A–D) Four different published Pol II ChIP-seq data sets from mES cells [5], [43] were used to generate average gene profiles for different forms of Pol II (Total, Ser2, Ser5 and Ser7 phosphorylated form of the CTD of the largest subunit of Pol II) for Poly(A)+ and core Histone genes, as indicated on the top of the figure and on the left of the panels. Y-axis represents mean tag densities.
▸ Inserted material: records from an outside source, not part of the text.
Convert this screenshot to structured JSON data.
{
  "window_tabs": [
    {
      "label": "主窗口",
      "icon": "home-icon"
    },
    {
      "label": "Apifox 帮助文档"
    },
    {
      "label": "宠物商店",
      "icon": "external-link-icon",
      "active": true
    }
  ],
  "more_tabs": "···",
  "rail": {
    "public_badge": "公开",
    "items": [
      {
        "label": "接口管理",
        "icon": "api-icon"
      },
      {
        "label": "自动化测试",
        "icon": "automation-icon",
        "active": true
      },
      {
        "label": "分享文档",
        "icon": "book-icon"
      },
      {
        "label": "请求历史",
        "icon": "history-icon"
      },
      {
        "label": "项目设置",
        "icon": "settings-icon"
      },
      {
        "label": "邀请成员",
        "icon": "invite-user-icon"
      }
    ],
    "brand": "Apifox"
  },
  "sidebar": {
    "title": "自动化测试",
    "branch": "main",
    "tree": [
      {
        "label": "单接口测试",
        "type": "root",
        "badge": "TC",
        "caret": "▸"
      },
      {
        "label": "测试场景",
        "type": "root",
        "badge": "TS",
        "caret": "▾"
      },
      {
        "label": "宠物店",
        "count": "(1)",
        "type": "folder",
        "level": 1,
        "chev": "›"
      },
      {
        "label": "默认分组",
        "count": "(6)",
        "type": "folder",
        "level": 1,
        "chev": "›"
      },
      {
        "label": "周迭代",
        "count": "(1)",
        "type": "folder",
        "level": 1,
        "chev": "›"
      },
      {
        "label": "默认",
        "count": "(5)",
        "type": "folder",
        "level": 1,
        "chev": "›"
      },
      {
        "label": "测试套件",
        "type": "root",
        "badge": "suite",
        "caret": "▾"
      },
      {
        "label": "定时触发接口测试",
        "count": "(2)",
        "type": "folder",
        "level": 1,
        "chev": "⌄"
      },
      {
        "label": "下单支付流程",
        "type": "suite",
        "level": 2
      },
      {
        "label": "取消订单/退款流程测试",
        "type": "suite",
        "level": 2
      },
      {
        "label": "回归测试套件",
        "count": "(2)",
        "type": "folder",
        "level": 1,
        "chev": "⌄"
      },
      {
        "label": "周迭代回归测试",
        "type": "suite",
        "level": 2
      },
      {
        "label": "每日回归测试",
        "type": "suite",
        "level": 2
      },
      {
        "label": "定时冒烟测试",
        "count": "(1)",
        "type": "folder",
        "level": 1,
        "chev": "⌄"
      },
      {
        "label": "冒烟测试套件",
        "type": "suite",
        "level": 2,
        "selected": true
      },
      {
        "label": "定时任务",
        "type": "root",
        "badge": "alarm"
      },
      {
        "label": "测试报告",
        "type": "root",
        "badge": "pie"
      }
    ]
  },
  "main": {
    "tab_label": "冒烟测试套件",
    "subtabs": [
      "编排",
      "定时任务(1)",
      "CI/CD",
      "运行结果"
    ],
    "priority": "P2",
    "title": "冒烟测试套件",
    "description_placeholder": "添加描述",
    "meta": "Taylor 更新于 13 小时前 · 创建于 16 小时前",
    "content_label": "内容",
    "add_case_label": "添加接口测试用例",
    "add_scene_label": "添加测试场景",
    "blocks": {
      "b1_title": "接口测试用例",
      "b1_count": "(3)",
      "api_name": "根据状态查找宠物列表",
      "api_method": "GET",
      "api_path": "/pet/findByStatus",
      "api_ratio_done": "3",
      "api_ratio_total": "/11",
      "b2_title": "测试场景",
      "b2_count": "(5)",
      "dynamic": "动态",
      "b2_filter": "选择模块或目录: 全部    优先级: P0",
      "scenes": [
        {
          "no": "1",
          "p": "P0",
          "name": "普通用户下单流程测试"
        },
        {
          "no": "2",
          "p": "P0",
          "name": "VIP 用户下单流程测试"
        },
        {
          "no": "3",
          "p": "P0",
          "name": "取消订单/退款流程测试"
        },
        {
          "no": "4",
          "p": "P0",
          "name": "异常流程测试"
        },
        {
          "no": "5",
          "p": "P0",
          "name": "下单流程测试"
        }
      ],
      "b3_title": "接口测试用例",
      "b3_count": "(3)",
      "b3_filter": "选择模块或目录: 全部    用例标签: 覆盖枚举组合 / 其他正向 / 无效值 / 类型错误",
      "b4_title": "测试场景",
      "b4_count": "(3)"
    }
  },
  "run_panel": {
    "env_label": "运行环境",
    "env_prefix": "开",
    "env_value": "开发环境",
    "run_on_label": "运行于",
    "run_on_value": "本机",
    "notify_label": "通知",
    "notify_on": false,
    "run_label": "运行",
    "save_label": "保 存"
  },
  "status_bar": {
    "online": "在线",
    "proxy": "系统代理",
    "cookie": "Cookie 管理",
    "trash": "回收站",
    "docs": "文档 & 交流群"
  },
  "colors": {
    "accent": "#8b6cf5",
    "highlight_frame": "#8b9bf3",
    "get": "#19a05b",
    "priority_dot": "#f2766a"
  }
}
Inhibition of polyadenylation increases Pol II occupancy downstream of the EAGs on poly(A)+ genes, but not on core histone genes
To test whether there is a functional link between Pol II occupancy downstream of the EAGs and the 3′ end processing of the corresponding transcripts we have inhibited poladenylation using cordycepin ([51] and refs therein), and tested by ChIP-qPCR whether we can observe a change in Pol II occupancy downstream of the EAGs on poly(A)+ genes when compared to core histone genes. To test the effect of polyadenylation inhibition, MCF7 cells were either not treated, or treated for 3 hours with cordycepin, as described earlier [51]. Following the treatment, cells were subjected to ChIP-qPCR analysis as described above. We observed that on the tested poly(A)+ genes inhibition of polyadenylation increased Pol II occupancy downstream of the EAGs (Figure 7 A, B and C; right panels). In contrast, on the tested core histone gene the cordycepin treatment had no significant effect on the Pol II signal at the 3′end of the EAG (Figure 7 D). These observations show that on poly(A)+ genes there is a link between polyadenylation and the broad Pol II pausing downstream of the EAGs and further suggest that Pol II pausing 3′ of the EAGs, and consequent termination, may undergo different types of regulation depending on the 3′ end processing mechanisms of the transcripts.
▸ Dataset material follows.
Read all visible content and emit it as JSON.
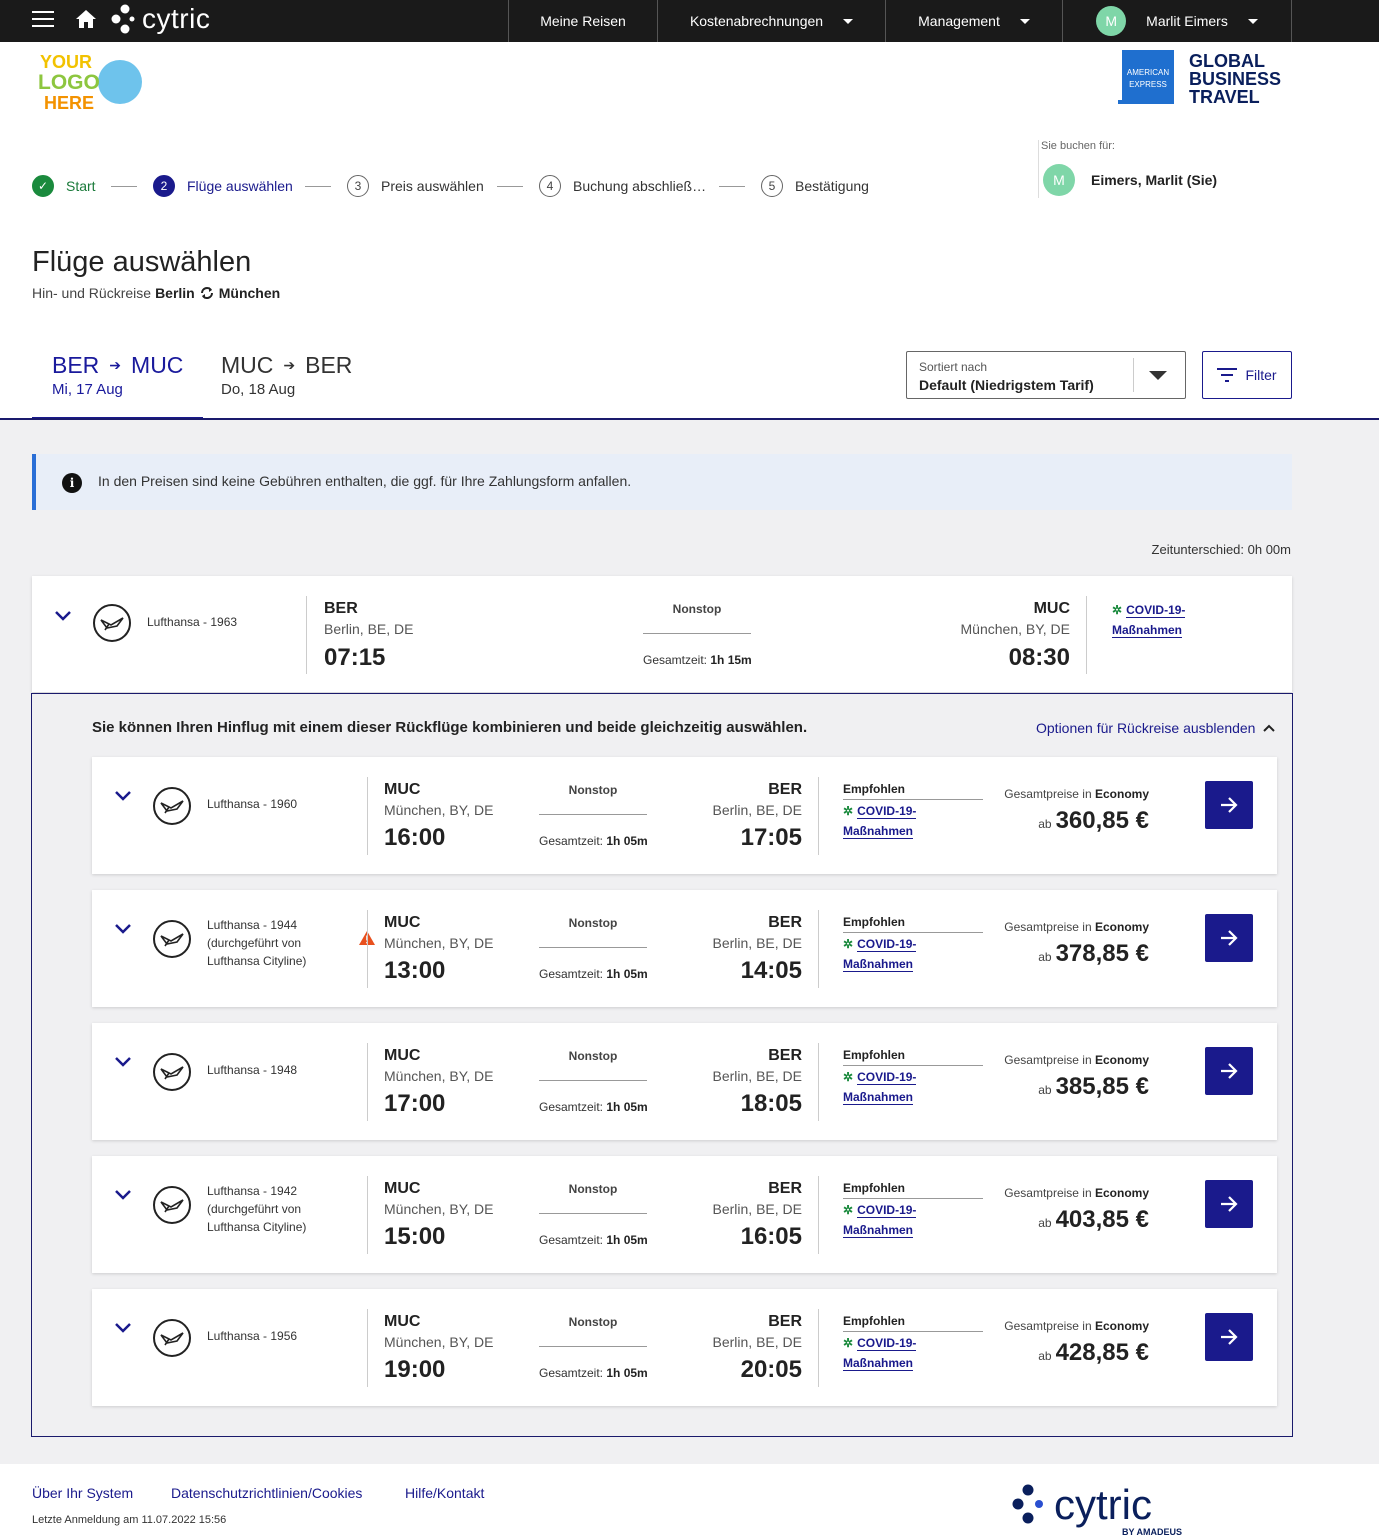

ChIP-qPCR validation of Pol II occupancy following cordycepin treatment on poly(A)+ genes (A–C) and histone gene (D). Pol II occupancy (Pink bars) is compared at promoters and at different distances downstream from the EAGs before and after cordycepin treatment. Values are normalized to mock controls (Blue bars) and represented as relative signal intensity values. Distances: A, B, C: +0.5–1 kb, II: +2–3 kb, III: +4–5 kb from EAGs of the indicated poly(A)+ genes; D: I: +0.1–0.3 kb, II: +1.5–2 kb from EAG the indicated core histone gene. Error bars represent +/− standard deviations.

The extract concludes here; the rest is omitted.